EC Nantes
Dans la lignée des grandes écoles d'ingénieurs généralistes, Centrale Nantes, fondée en 1919, forme des ingénieurs polyvalents de très haut niveau scientifique et technique, dotés d'une solide culture managériale, capables de replacer les matières scientifiques dans un contexte global intégrant les questions environnementales et sociétales.

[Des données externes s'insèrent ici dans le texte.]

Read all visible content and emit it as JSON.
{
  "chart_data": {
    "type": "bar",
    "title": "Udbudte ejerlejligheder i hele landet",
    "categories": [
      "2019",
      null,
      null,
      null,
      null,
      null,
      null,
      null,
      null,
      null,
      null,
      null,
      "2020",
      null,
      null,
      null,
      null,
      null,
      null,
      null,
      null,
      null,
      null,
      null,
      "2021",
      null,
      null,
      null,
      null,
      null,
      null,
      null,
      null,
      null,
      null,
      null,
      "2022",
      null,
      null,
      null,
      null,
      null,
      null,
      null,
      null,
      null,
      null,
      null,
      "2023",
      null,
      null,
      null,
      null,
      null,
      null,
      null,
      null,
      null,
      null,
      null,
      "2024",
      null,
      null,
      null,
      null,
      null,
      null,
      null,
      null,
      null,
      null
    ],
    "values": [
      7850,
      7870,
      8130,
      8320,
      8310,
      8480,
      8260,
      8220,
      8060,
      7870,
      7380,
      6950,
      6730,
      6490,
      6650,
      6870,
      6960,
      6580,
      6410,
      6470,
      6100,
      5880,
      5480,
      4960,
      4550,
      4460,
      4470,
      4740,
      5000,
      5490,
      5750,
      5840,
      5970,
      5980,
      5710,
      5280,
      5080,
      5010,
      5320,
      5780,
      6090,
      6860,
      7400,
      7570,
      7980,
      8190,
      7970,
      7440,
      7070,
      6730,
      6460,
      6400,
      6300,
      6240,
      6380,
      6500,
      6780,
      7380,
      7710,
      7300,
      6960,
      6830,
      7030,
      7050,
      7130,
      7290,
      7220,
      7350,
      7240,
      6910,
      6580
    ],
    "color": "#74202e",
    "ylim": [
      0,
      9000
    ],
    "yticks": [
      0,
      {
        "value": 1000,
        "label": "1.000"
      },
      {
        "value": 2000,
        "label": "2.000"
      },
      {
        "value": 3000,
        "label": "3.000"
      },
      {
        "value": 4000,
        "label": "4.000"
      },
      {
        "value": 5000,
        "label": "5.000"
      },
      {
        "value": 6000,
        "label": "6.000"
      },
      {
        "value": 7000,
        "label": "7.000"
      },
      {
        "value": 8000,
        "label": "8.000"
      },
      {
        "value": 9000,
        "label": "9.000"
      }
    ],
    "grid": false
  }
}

Outre la participation de Centrale Nantes aux actions de la CGE (Conférence des Grandes Ecoles) et de la CPU (Conférence des Présidents d’Université), la décision d’engager l’école dans une démarche en faveur du développement durable date de 2006. Une « Commission Développement durable » a été instituée : elle propose des mesures pour améliorer la gestion du campus (bâtiments, énergie, etc.) et participe au suivi et à l’évaluation des actions. De nouvelles procédures (gestion des déchets via notamment des mini-déchetteries réparties sur le campus, collecte des papiers et des gobelets, tri des déchets industriels), des rénovations et évolutions (étude thermique, réseau électrique, datacenter, raccordement au réseau de chaleur de Nantes…) et de nouvelles modalités (postales) voient progressivement le jour. Autre exemple, un troupeau de moutons d’Ouessant est arrivé fin 2015 sur le campus pour une expérimentation d’un an d’écopâturage.
Le but : mettre en valeur la biodiversité du campus, améliorer le bilan carbone de l'école, limiter les tontes et le bruit, faire des économies, participer à la vie de la rue, profiter des bienfaits de la présence animale.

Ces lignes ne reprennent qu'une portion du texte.